In our next article, Partner Sam Stackhouse reflects on the planning and development of housing delivery in London, recommending strategic approaches to overcome accelerated population growth.
PLANNING AND HOUSING DELIVERY
Central to London's population growth is the importance of housing delivery in supporting wider affordability and workforce retention.
Housing delivery, however, doesn’t just provide new housing stock; it assists in recycling existing housing and rebalancing households so that people live in homes that meet their needs. In short, it creates fluidity in the housing market. But for people to make the move, new housing must be of a quality that meets their needs. In recent years, we have seen the growth of Build to Rent, Purpose-Built Student Accommodation and Co-Living as alternative residential tenures which are centrally managed and secure and offer a genuine alternative to the HMO market.

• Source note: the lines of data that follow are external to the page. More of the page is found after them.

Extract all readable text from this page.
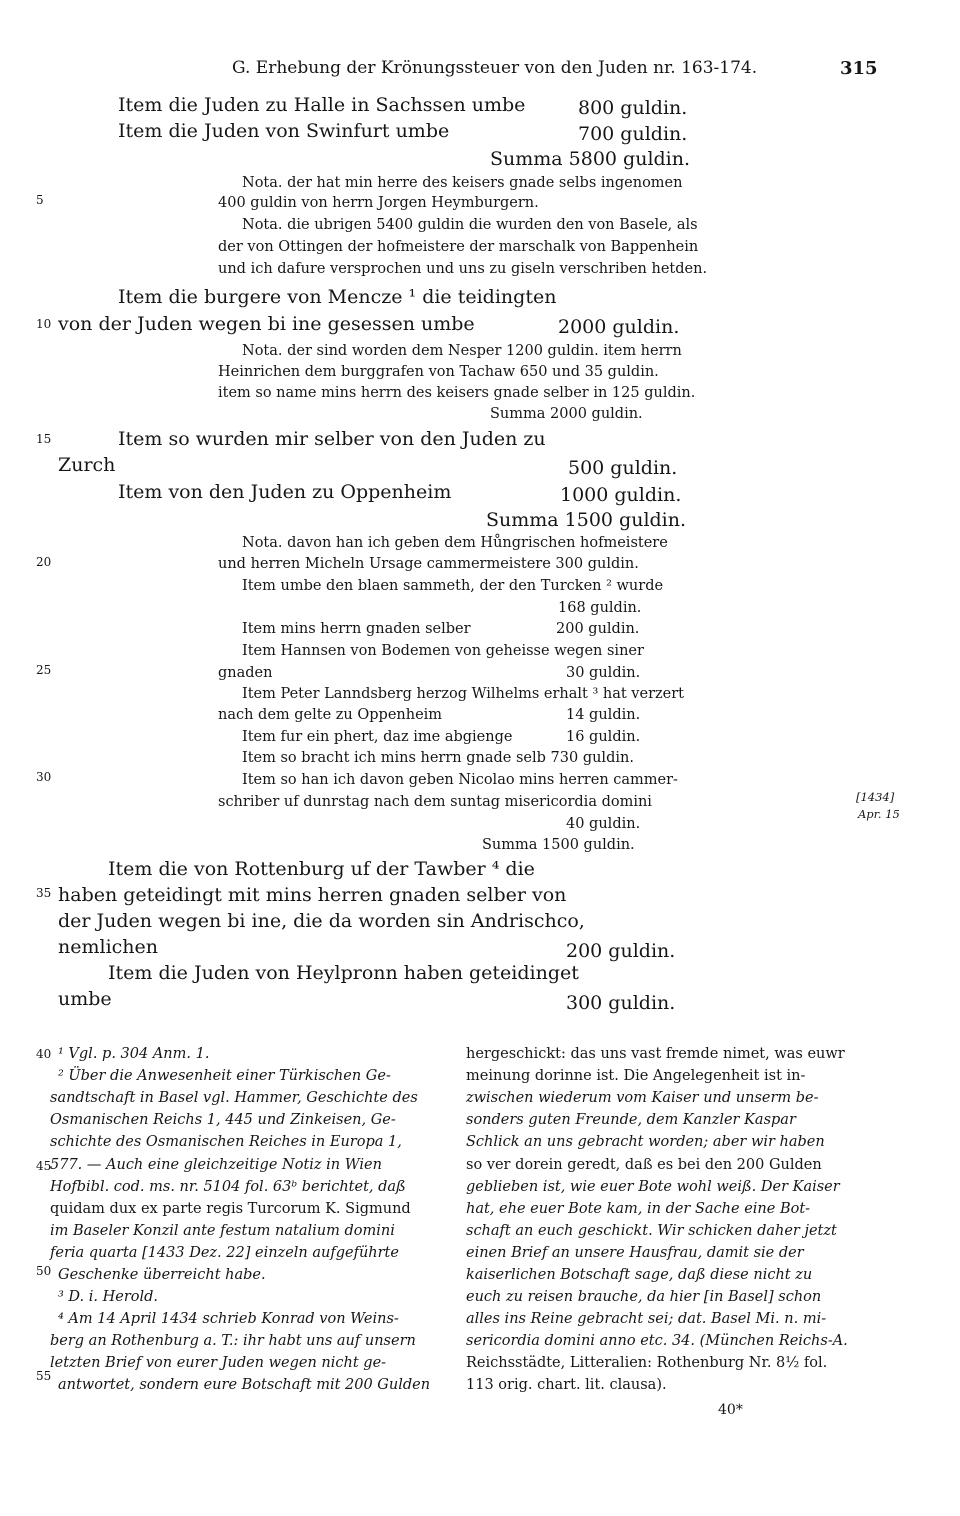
G. Erhebung der Krönungssteuer von den Juden nr. 163-174.	315
5
10
15
20
25
30
35
40
45
50
55
[1434]
Apr. 15
Item die Juden zu Halle in Sachssen umbe	800 guldin.
Item die Juden von Swinfurt umbe	700 guldin.
Summa 5800 guldin.
Nota. der hat min herre des keisers gnade selbs ingenomen
400 guldin von herrn Jorgen Heymburgern.
Nota. die ubrigen 5400 guldin die wurden den von Basele, als
der von Ottingen der hofmeistere der marschalk von Bappenhein
und ich dafure versprochen und uns zu giseln verschriben hetden.
Item die burgere von Mencze ¹ die teidingten
von der Juden wegen bi ine gesessen umbe	2000 guldin.
Nota. der sind worden dem Nesper 1200 guldin. item herrn
Heinrichen dem burggrafen von Tachaw 650 und 35 guldin.
item so name mins herrn des keisers gnade selber in 125 guldin.
Summa 2000 guldin.
Item so wurden mir selber von den Juden zu
Zurch	500 guldin.
Item von den Juden zu Oppenheim	1000 guldin.
Summa 1500 guldin.
Nota. davon han ich geben dem Hůngrischen hofmeistere
und herren Micheln Ursage cammermeistere 300 guldin.
Item umbe den blaen sammeth, der den Turcken ² wurde
168 guldin.
Item mins herrn gnaden selber	200 guldin.
Item Hannsen von Bodemen von geheisse wegen siner
gnaden	30 guldin.
Item Peter Lanndsberg herzog Wilhelms erhalt ³ hat verzert
nach dem gelte zu Oppenheim	14 guldin.
Item fur ein phert, daz ime abgienge	16 guldin.
Item so bracht ich mins herrn gnade selb 730 guldin.
Item so han ich davon geben Nicolao mins herren cammer-
schriber uf dunrstag nach dem suntag misericordia domini
40 guldin.
Summa 1500 guldin.
Item die von Rottenburg uf der Tawber ⁴ die
haben geteidingt mit mins herren gnaden selber von
der Juden wegen bi ine, die da worden sin Andrischco,
nemlichen	200 guldin.
Item die Juden von Heylpronn haben geteidinget
umbe	300 guldin.
¹ Vgl. p. 304 Anm. 1.
² Über die Anwesenheit einer Türkischen Ge-
sandtschaft in Basel vgl. Hammer, Geschichte des
Osmanischen Reichs 1, 445 und Zinkeisen, Ge-
schichte des Osmanischen Reiches in Europa 1,
577. — Auch eine gleichzeitige Notiz in Wien
Hofbibl. cod. ms. nr. 5104 fol. 63ᵇ berichtet, daß
quidam dux ex parte regis Turcorum K. Sigmund
im Baseler Konzil ante festum natalium domini
feria quarta [1433 Dez. 22] einzeln aufgeführte
Geschenke überreicht habe.
³ D. i. Herold.
⁴ Am 14 April 1434 schrieb Konrad von Weins-
berg an Rothenburg a. T.: ihr habt uns auf unsern
letzten Brief von eurer Juden wegen nicht ge-
antwortet, sondern eure Botschaft mit 200 Gulden
hergeschickt: das uns vast fremde nimet, was euwr
meinung dorinne ist. Die Angelegenheit ist in-
zwischen wiederum vom Kaiser und unserm be-
sonders guten Freunde, dem Kanzler Kaspar
Schlick an uns gebracht worden; aber wir haben
so ver dorein geredt, daß es bei den 200 Gulden
geblieben ist, wie euer Bote wohl weiß. Der Kaiser
hat, ehe euer Bote kam, in der Sache eine Bot-
schaft an euch geschickt. Wir schicken daher jetzt
einen Brief an unsere Hausfrau, damit sie der
kaiserlichen Botschaft sage, daß diese nicht zu
euch zu reisen brauche, da hier [in Basel] schon
alles ins Reine gebracht sei; dat. Basel Mi. n. mi-
sericordia domini anno etc. 34. (München Reichs-A.
Reichsstädte, Litteralien: Rothenburg Nr. 8½ fol.
113 orig. chart. lit. clausa).
40*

We have also seen growth in retirement villages which provide a community for older generations to integrate and care for, as and when their needs dictate, and an environment without the burdens of maintaining a home. In turn, the movement of the younger and older generations from larger homes (whether HMO or single-family occupied) into more suitable accommodation has wider benefits in terms of freeing up this stock for young families. With this in mind, it is vitally important that a variety of housing types are being delivered to meet the needs of London’s changing and growing demographic.
The challenge is that planning policy in a London context is typically, and at best, lukewarm in supporting alternative housing tenures, which are often seen as the poor cousin to the traditional and familiar 'Build to Sell' model. Demonstrating an objective need for such tenures can be problematic (although this is maturing), and there are political challenges, with many town halls often hesitant over such tenures on the basis that they do not typically deliver conventional affordable housing which is the priority needs in most boroughs. Combined, this makes it challenging to deliver new housing, so issues around need and affordability continue to spiral.
Planning policy can do better to boost the housing supply (and that is without even going anywhere near the debate about reviewing Green Belt boundaries). Indeed, it needs to recognise that “residential” does not just mean Class C3. This umbrella term encompasses multiple tenures of living, all of which have a role in meeting the needs of London's existing and future population.
It could go further, too, and consider actively allocating sites for schemes aimed at these particular demographics. Indeed, this approach as part of the plan-making process would provide transparency about where such development is being directed, ensure that there is a strategic approach to creating mixed and balanced communities, and show that they are not detrimental to affordable housing delivery on the basis that they would be planned for – not speculative or at the expense of any allocated build to sale residential development that would provide conventional affordable housing.
In turn, this approach would mean less planning risk and instil greater market confidence in a wider range of housing tenures, creating a stronger basis for housing delivery that better meets London’s increasing and diverse needs.